The observation is locked into subjective experience but that experience is of such a common nature and shared understanding it is naturally accepted as reality.
Ed Hartouni

Trad climber
Livermore, CA
Sep 4, 2015 - 12:46pm PT
Drop the conversation and see.

you imply (in your usual dismissive manner) that I don't... how do you know?
Ed Hartouni

Trad climber
Livermore, CA
Sep 4, 2015 - 12:51pm PT
Otherwise, what is the scientific basis of efficacy for a pain relieving drug if not the statement of the experiencer that his pain has lessened?

how about anesthesia, where you can watch your body being cut into, physically manipulated, etc... without the feeling of pain?

where is the reality?
where is the experiencer when "under anesthesia"?
where does reality go when you are under "general anesthesia"?
where does reality go when you sleep?

what does science have to say about that? (it's pretty simple, actually, under that particular construct)...



Declaring the experience of pain as only a kind of subjective experience with all the faults of subjectivity as unverifiable or perhaps not real, denies the authority of the experiencer who is the only possible source of the observation and the ability of that source to communicate the reality of their experience to others on the basis of shared experience.

you seem to equate my identification of "subjective" as a pejorative..
Wayno

Big Wall climber
Seattle, WA
Sep 4, 2015 - 12:51pm PT
Interesting thoughts on pain. In my experience with pain and trying to make it go away there are several approaches that I have used. One is locating the source of the pain and treating it either manually or medicinally and thus eliminating the source. Another is to use drugs that treat the pain itself and those have never really eliminated the pain, only lessen it or distract you from it. And then there is meditation. This can be difficult depending on the amount of pain but I have eliminated severe pain with a technique some might consider derived from meditation. Some might say otherwise.

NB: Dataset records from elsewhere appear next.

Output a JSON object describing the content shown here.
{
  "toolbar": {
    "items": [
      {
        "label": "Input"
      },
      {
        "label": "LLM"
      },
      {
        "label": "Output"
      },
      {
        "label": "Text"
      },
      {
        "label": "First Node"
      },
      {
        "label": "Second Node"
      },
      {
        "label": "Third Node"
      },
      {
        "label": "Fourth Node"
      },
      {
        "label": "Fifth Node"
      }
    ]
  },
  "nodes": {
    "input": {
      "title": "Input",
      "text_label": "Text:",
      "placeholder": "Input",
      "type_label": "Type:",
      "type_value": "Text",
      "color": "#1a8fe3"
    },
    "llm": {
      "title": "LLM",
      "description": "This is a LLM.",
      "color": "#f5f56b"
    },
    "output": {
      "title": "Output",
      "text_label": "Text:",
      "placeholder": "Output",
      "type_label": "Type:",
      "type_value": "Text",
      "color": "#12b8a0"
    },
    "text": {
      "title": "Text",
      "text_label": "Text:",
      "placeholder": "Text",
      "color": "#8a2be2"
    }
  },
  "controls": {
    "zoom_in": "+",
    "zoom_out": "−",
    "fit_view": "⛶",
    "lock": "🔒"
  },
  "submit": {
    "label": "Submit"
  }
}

It seems there are several different things going on with pain and Mind and to me it suggests that the mind can override certain natural functions of the brain with sheer force of will. It also suggests interesting potentials that could be further explored, either scientifically or in personal subjective experience and both approaches could bear fruit.
paul roehl

Boulder climber
california
Sep 4, 2015 - 01:38pm PT
you seem to equate my identification of "subjective" as a pejorative..


Not really, though it (the subjective) becomes problematic in the search for a shared reality.
Ed Hartouni

Trad climber
Livermore, CA
Sep 4, 2015 - 03:40pm PT
the subjective becomes problematic in the search for a shared reality.

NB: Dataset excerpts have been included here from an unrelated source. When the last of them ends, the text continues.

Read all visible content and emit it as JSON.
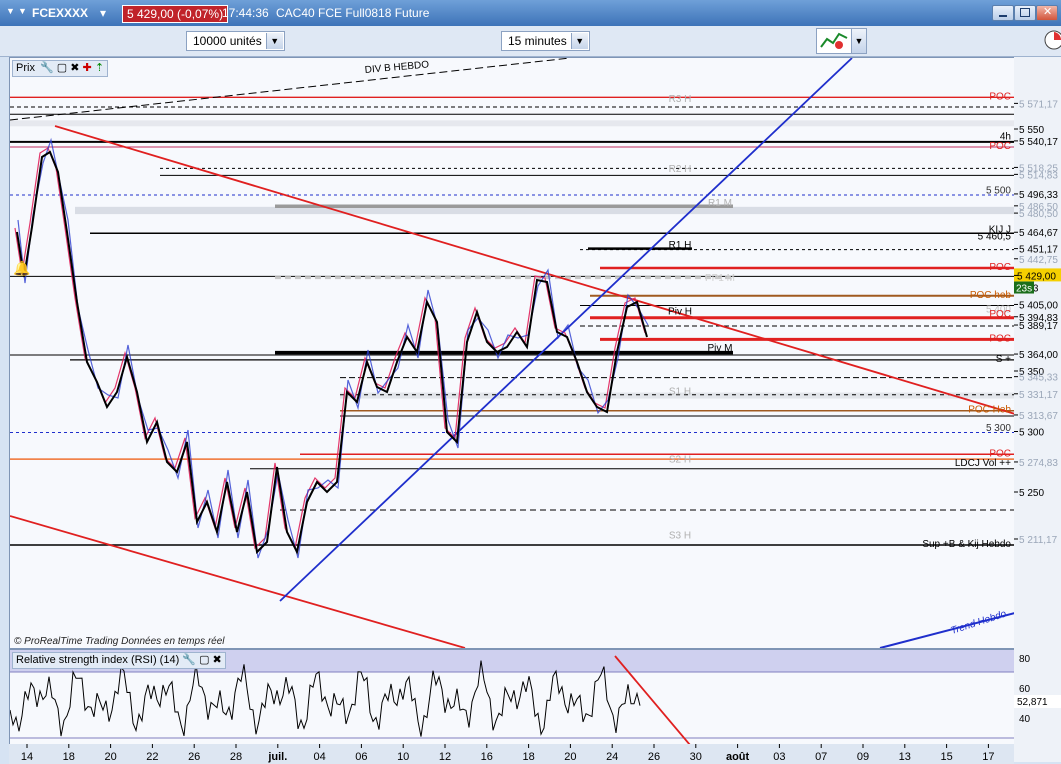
{
  "window": {
    "instrument": "FCEXXXX",
    "price_badge": "5 429,00 (-0,07%)",
    "time": "17:44:36",
    "description": "CAC40 FCE Full0818 Future"
  },
  "toolbar": {
    "units": "10000 unités",
    "timeframe": "15 minutes"
  },
  "price_panel": {
    "label": "Prix",
    "copyright": "© ProRealTime Trading  Données en temps réel"
  },
  "rsi_panel": {
    "label": "Relative strength index (RSI) (14)",
    "value": "52,871",
    "ticks": [
      "80",
      "60",
      "40"
    ]
  },
  "price_axis": [
    {
      "label": "5 571,17",
      "style": "grey",
      "price": 5571.17
    },
    {
      "label": "5 550",
      "style": "tick",
      "price": 5550
    },
    {
      "label": "5 540,17",
      "style": "black",
      "price": 5540.17
    },
    {
      "label": "5 518,25",
      "style": "grey",
      "price": 5518.25
    },
    {
      "label": "5 514,83",
      "style": "grey",
      "price": 5512.5
    },
    {
      "label": "5 496,33",
      "style": "black",
      "price": 5496.33
    },
    {
      "label": "5 486,50",
      "style": "grey",
      "price": 5486.5
    },
    {
      "label": "5 480,50",
      "style": "grey",
      "price": 5480.5
    },
    {
      "label": "5 464,67",
      "style": "black",
      "price": 5464.67
    },
    {
      "label": "5 451,17",
      "style": "black",
      "price": 5451.17
    },
    {
      "label": "5 442,75",
      "style": "grey",
      "price": 5442.75
    },
    {
      "label": "5 429,00",
      "style": "current",
      "price": 5429
    },
    {
      "label": "0,83",
      "style": "black",
      "price": 5419
    },
    {
      "label": "5 405,00",
      "style": "black",
      "price": 5405
    },
    {
      "label": "5 394,83",
      "style": "black",
      "price": 5394.83
    },
    {
      "label": "5 389,17",
      "style": "black",
      "price": 5388
    },
    {
      "label": "5 364,00",
      "style": "black",
      "price": 5364
    },
    {
      "label": "5 350",
      "style": "tick",
      "price": 5350
    },
    {
      "label": "5 345,33",
      "style": "grey",
      "price": 5345.33
    },
    {
      "label": "5 331,17",
      "style": "grey",
      "price": 5331.17
    },
    {
      "label": "5 313,67",
      "style": "grey",
      "price": 5313.67
    },
    {
      "label": "5 300",
      "style": "tick",
      "price": 5300
    },
    {
      "label": "5 274,83",
      "style": "grey",
      "price": 5274.83
    },
    {
      "label": "5 250",
      "style": "tick",
      "price": 5250
    },
    {
      "label": "5 211,17",
      "style": "grey",
      "price": 5211.17
    }
  ],
  "countdown": "23s",
  "level_labels": [
    {
      "text": "POC",
      "color": "#e02020",
      "price": 5577,
      "anchor": "right"
    },
    {
      "text": "R3 H",
      "color": "#b0b0b0",
      "price": 5575,
      "anchor": "mid"
    },
    {
      "text": "4h",
      "color": "#000000",
      "price": 5544,
      "anchor": "right"
    },
    {
      "text": "POC",
      "color": "#e02020",
      "price": 5536,
      "anchor": "right"
    },
    {
      "text": "R2 H",
      "color": "#b0b0b0",
      "price": 5517,
      "anchor": "mid"
    },
    {
      "text": "5 500",
      "color": "#333333",
      "price": 5499,
      "anchor": "right"
    },
    {
      "text": "R1 M",
      "color": "#b0b0b0",
      "price": 5489,
      "anchor": "midr"
    },
    {
      "text": "KIJ J",
      "color": "#000000",
      "price": 5467,
      "anchor": "right"
    },
    {
      "text": "5 460,5",
      "color": "#000000",
      "price": 5461,
      "anchor": "right"
    },
    {
      "text": "R1 H",
      "color": "#000000",
      "price": 5454,
      "anchor": "mid"
    },
    {
      "text": "POC",
      "color": "#e02020",
      "price": 5436,
      "anchor": "right"
    },
    {
      "text": "PP1 M",
      "color": "#d0d0d0",
      "price": 5427,
      "anchor": "midr"
    },
    {
      "text": "POC heb",
      "color": "#c85a00",
      "price": 5413,
      "anchor": "right"
    },
    {
      "text": "5 400",
      "color": "#c0c0c0",
      "price": 5401,
      "anchor": "right"
    },
    {
      "text": "Piv H",
      "color": "#000000",
      "price": 5399,
      "anchor": "mid"
    },
    {
      "text": "POC",
      "color": "#e02020",
      "price": 5397,
      "anchor": "right"
    },
    {
      "text": "POC",
      "color": "#e02020",
      "price": 5377,
      "anchor": "right"
    },
    {
      "text": "Piv M",
      "color": "#000000",
      "price": 5369,
      "anchor": "midr"
    },
    {
      "text": "S +",
      "color": "#000000",
      "price": 5360,
      "anchor": "right"
    },
    {
      "text": "S1 H",
      "color": "#b0b0b0",
      "price": 5333,
      "anchor": "mid"
    },
    {
      "text": "POC Heb",
      "color": "#c85a00",
      "price": 5318,
      "anchor": "right"
    },
    {
      "text": "5 300",
      "color": "#333333",
      "price": 5303,
      "anchor": "right"
    },
    {
      "text": "POC",
      "color": "#e02020",
      "price": 5282,
      "anchor": "right"
    },
    {
      "text": "S2 H",
      "color": "#b0b0b0",
      "price": 5277,
      "anchor": "mid"
    },
    {
      "text": "LDCJ  Vol ++",
      "color": "#000000",
      "price": 5274,
      "anchor": "right"
    },
    {
      "text": "S3 H",
      "color": "#b0b0b0",
      "price": 5214,
      "anchor": "mid"
    },
    {
      "text": "Sup +B  & Kij Hebdo",
      "color": "#000000",
      "price": 5207,
      "anchor": "right"
    }
  ],
  "trend_labels": {
    "div": "DIV B HEBDO",
    "trend": "Trend Hebdo"
  },
  "date_axis": [
    "14",
    "18",
    "20",
    "22",
    "26",
    "28",
    "juil.",
    "04",
    "06",
    "10",
    "12",
    "16",
    "18",
    "20",
    "24",
    "26",
    "30",
    "août",
    "03",
    "07",
    "09",
    "13",
    "15",
    "17"
  ],
  "colors": {
    "accent_red": "#e02020",
    "trend_blue": "#1f2fcc",
    "badge_red": "#c0232a",
    "candle_up": "#2a3cd0",
    "candle_down": "#e0205a"
  },
  "icons": [
    "wrench-icon",
    "window-icon",
    "close-icon",
    "plus-icon",
    "up-icon",
    "chart-type-icon",
    "alert-bell-icon"
  ]
}
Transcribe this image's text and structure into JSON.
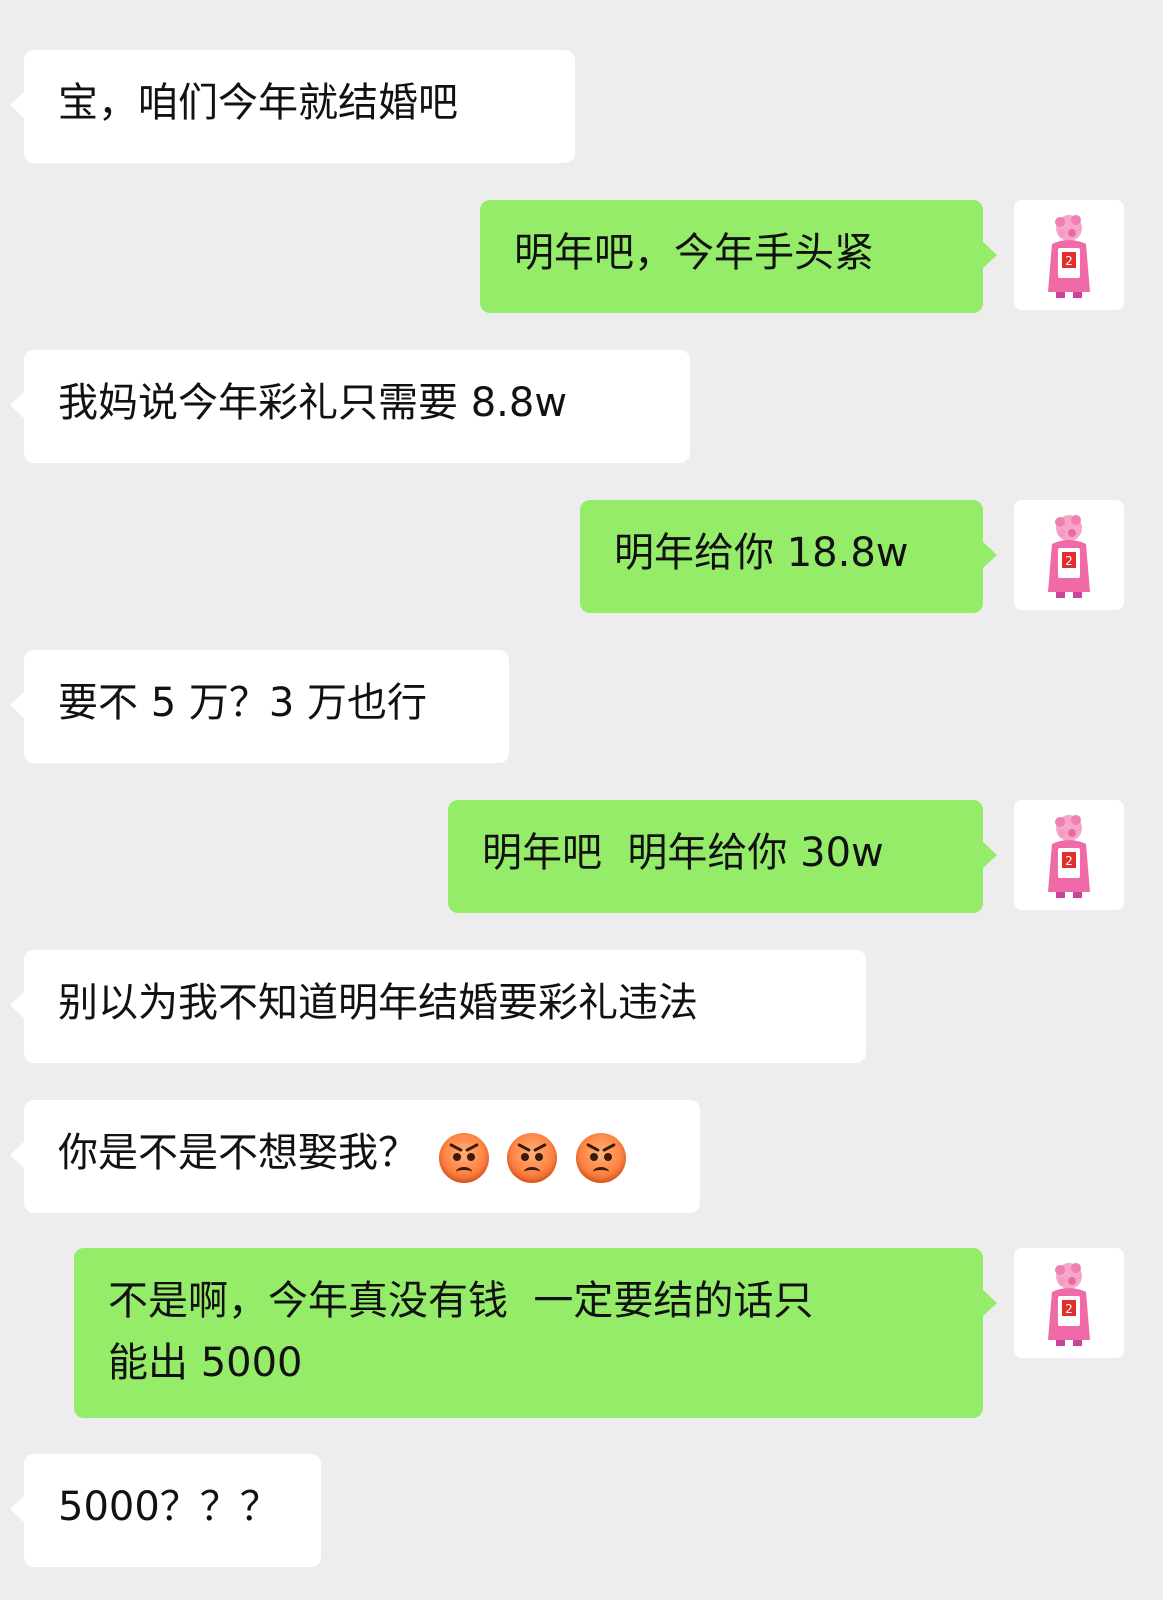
{
  "messages": [
    {
      "side": "in",
      "text": "宝，咱们今年就结婚吧"
    },
    {
      "side": "out",
      "text": "明年吧，今年手头紧"
    },
    {
      "side": "in",
      "text": "我妈说今年彩礼只需要 8.8w"
    },
    {
      "side": "out",
      "text": "明年给你 18.8w"
    },
    {
      "side": "in",
      "text": "要不 5 万？3 万也行"
    },
    {
      "side": "out",
      "text": "明年吧  明年给你 30w"
    },
    {
      "side": "in",
      "text": "别以为我不知道明年结婚要彩礼违法"
    },
    {
      "side": "in",
      "text": "你是不是不想娶我？",
      "emoji": [
        "angry-face",
        "angry-face",
        "angry-face"
      ]
    },
    {
      "side": "out",
      "text_line1": "不是啊，今年真没有钱  一定要结的话只",
      "text_line2": "能出 5000"
    },
    {
      "side": "in",
      "text": "5000？？？"
    }
  ],
  "avatar": {
    "icon": "pink-hoodie-avatar-icon",
    "badge_text": "2",
    "colors": {
      "hoodie": "#f06aa8",
      "flowers": "#f7a6c9",
      "badge": "#e02d2d"
    }
  },
  "colors": {
    "background": "#ededed",
    "incoming_bubble": "#ffffff",
    "outgoing_bubble": "#95ec69"
  }
}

interesting statement... why a shared reality? and how does the "sharing" happen?

it would seem that anytime we start to "share" we are moving beyond our "subjective" experience towards an "objective" experience. That shared reality exists even when an individual among the sharers ceases to...

jgill

Boulder climber
The high prairie of southern Colorado
Sep 4, 2015 - 03:55pm PT
And then there is meditation. This can be difficult depending on the amount of pain . . .

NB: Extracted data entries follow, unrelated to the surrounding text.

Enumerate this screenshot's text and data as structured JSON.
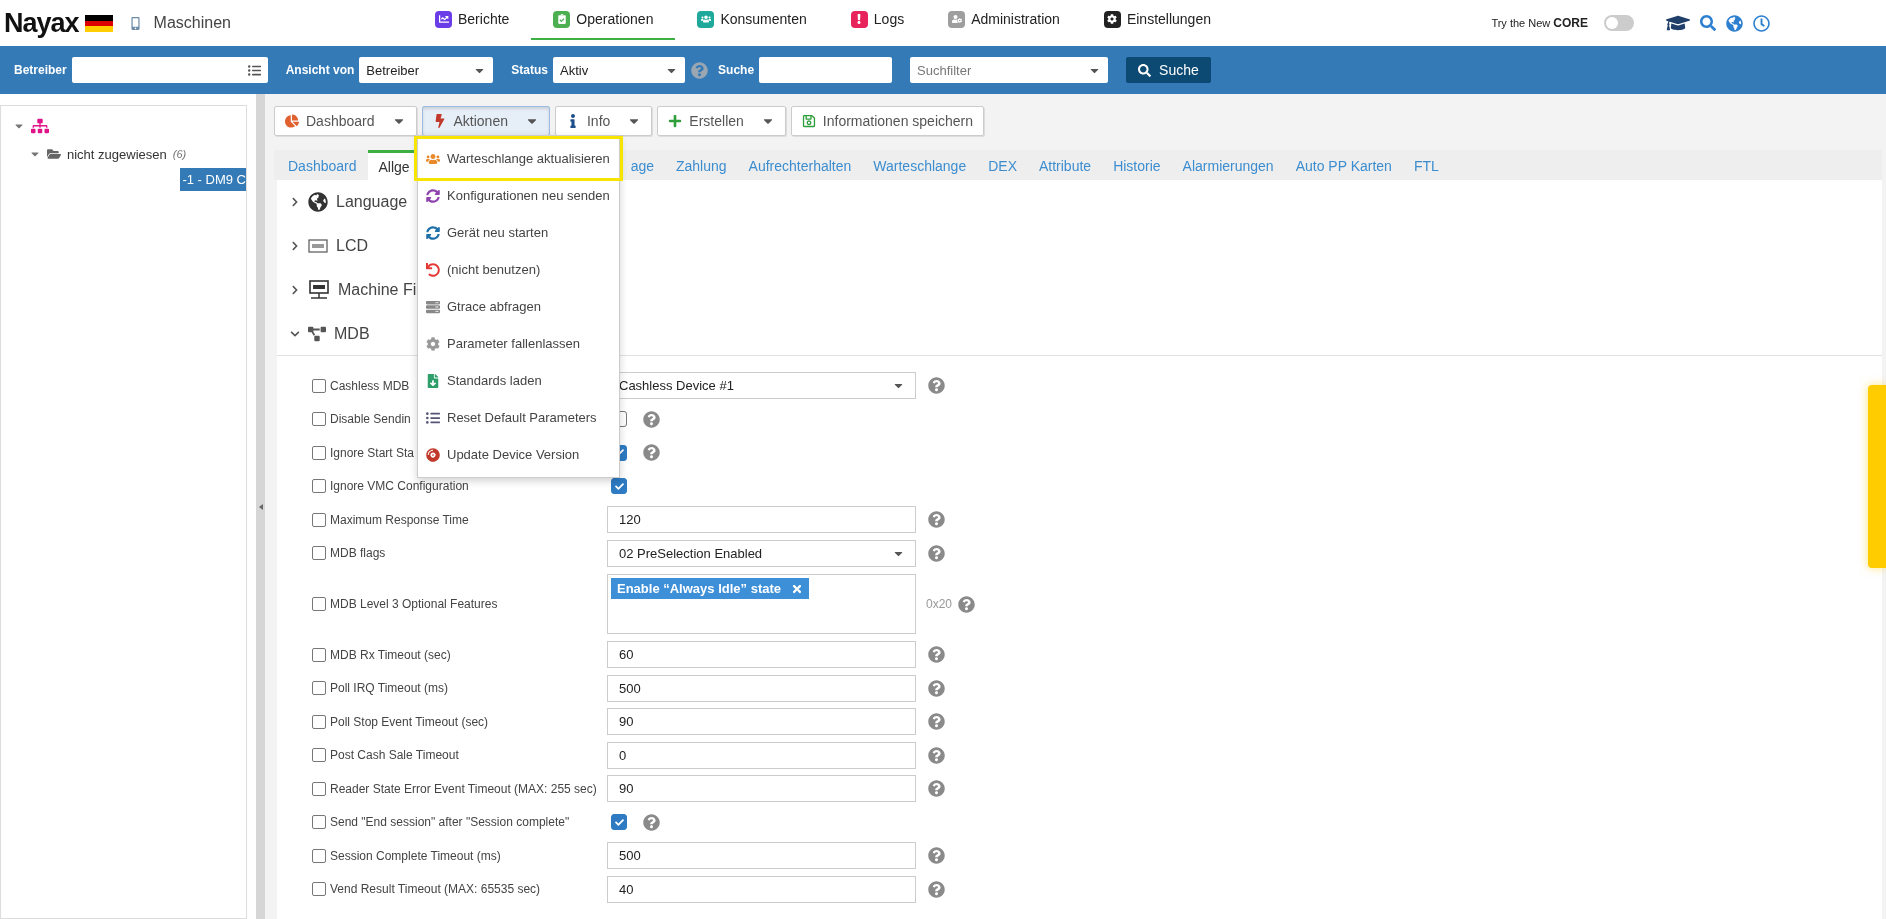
{
  "top_nav": {
    "logo": "Nayax",
    "section": "Maschinen",
    "items": [
      {
        "label": "Berichte",
        "selected": false,
        "color": "#6a3de8"
      },
      {
        "label": "Operationen",
        "selected": true,
        "color": "#4caf50"
      },
      {
        "label": "Konsumenten",
        "selected": false,
        "color": "#1fa99a"
      },
      {
        "label": "Logs",
        "selected": false,
        "color": "#e8225a"
      },
      {
        "label": "Administration",
        "selected": false,
        "color": "#9e9e9e"
      },
      {
        "label": "Einstellungen",
        "selected": false,
        "color": "#222222"
      }
    ],
    "core_promo": "Try the New **CORE**",
    "core_toggle": {
      "on": false
    }
  },
  "filter_bar": {
    "fields": [
      {
        "label": "Betreiber",
        "kind": "lookup"
      },
      {
        "label": "Ansicht von",
        "kind": "select",
        "value": "Betreiber"
      },
      {
        "label": "Status",
        "kind": "select",
        "value": "Aktiv",
        "help": true
      },
      {
        "label": "Suche",
        "kind": "text"
      },
      {
        "kind": "select",
        "placeholder": "Suchfilter"
      }
    ],
    "button": "Suche"
  },
  "tree": [
    {
      "expanded": true,
      "children": [
        {
          "label": "nicht zugewiesen",
          "count": "(6)",
          "expanded": true,
          "children": [
            {
              "label": "-1 - DM9 C",
              "selected": true
            }
          ]
        }
      ]
    }
  ],
  "toolbar": [
    {
      "label": "Dashboard",
      "caret": true,
      "expanded": false
    },
    {
      "label": "Aktionen",
      "caret": true,
      "expanded": true
    },
    {
      "label": "Info",
      "caret": true,
      "expanded": false
    },
    {
      "label": "Erstellen",
      "caret": true,
      "expanded": false
    },
    {
      "label": "Informationen speichern",
      "caret": false,
      "expanded": false
    }
  ],
  "actions_menu": [
    {
      "label": "Warteschlange aktualisieren",
      "highlighted": true
    },
    {
      "label": "Konfigurationen neu senden",
      "highlighted": false
    },
    {
      "label": "Gerät neu starten",
      "highlighted": false
    },
    {
      "label": "(nicht benutzen)",
      "highlighted": false
    },
    {
      "label": "Gtrace abfragen",
      "highlighted": false
    },
    {
      "label": "Parameter fallenlassen",
      "highlighted": false
    },
    {
      "label": "Standards laden",
      "highlighted": false
    },
    {
      "label": "Reset Default Parameters",
      "highlighted": false
    },
    {
      "label": "Update Device Version",
      "highlighted": false
    }
  ],
  "tabs": [
    {
      "label": "Dashboard",
      "selected": false
    },
    {
      "label": "Allge",
      "selected": true
    },
    {
      "label": "age",
      "selected": false
    },
    {
      "label": "Zahlung",
      "selected": false
    },
    {
      "label": "Aufrechterhalten",
      "selected": false
    },
    {
      "label": "Warteschlange",
      "selected": false
    },
    {
      "label": "DEX",
      "selected": false
    },
    {
      "label": "Attribute",
      "selected": false
    },
    {
      "label": "Historie",
      "selected": false
    },
    {
      "label": "Alarmierungen",
      "selected": false
    },
    {
      "label": "Auto PP Karten",
      "selected": false
    },
    {
      "label": "FTL",
      "selected": false
    }
  ],
  "sections": [
    {
      "title": "Language",
      "expanded": false
    },
    {
      "title": "LCD",
      "expanded": false
    },
    {
      "title": "Machine Fi",
      "expanded": false
    },
    {
      "title": "MDB",
      "expanded": true
    }
  ],
  "settings": [
    {
      "label": "Cashless MDB",
      "checked": false,
      "kind": "select",
      "value": "Cashless Device #1",
      "help": true
    },
    {
      "label": "Disable Sendin",
      "checked": false,
      "kind": "checkbox",
      "on": false,
      "help": true
    },
    {
      "label": "Ignore Start Sta",
      "checked": false,
      "kind": "checkbox",
      "on": true,
      "help": true
    },
    {
      "label": "Ignore VMC Configuration",
      "checked": false,
      "kind": "checkbox",
      "on": true,
      "help": false
    },
    {
      "label": "Maximum Response Time",
      "checked": false,
      "kind": "text",
      "value": "120",
      "help": true
    },
    {
      "label": "MDB flags",
      "checked": false,
      "kind": "select",
      "value": "02 PreSelection Enabled",
      "help": true
    },
    {
      "label": "MDB Level 3 Optional Features",
      "checked": false,
      "kind": "tags",
      "tags": [
        "Enable “Always Idle” state"
      ],
      "note": "0x20",
      "help": true
    },
    {
      "label": "MDB Rx Timeout (sec)",
      "checked": false,
      "kind": "text",
      "value": "60",
      "help": true
    },
    {
      "label": "Poll IRQ Timeout (ms)",
      "checked": false,
      "kind": "text",
      "value": "500",
      "help": true
    },
    {
      "label": "Poll Stop Event Timeout (sec)",
      "checked": false,
      "kind": "text",
      "value": "90",
      "help": true
    },
    {
      "label": "Post Cash Sale Timeout",
      "checked": false,
      "kind": "text",
      "value": "0",
      "help": true
    },
    {
      "label": "Reader State Error Event Timeout (MAX: 255 sec)",
      "checked": false,
      "kind": "text",
      "value": "90",
      "help": true
    },
    {
      "label": "Send \"End session\" after \"Session complete\"",
      "checked": false,
      "kind": "checkbox",
      "on": true,
      "help": true
    },
    {
      "label": "Session Complete Timeout (ms)",
      "checked": false,
      "kind": "text",
      "value": "500",
      "help": true
    },
    {
      "label": "Vend Result Timeout (MAX: 65535 sec)",
      "checked": false,
      "kind": "text",
      "value": "40",
      "help": true
    }
  ]
}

The question arises: how can meditation help reduce pain which occurs when one is physically active?

I work out several times a week, despite severe shoulder arthritis. I begin each session slowly and methodically with very easy exercises, and gradually the pain recedes after passing a critical point. After that point I lose attachment to the pain and/or it essentially disappears. How can (sitting) meditation help in this situation? Or, am I actually using a kind of meditation in motion? Are there other meditative techniques that might work better?

Incidentally, this technique did not work with rock climbing as the pain kept worsening - which is one reason I left the sport several years ago.

Finally, something of substance in this thread!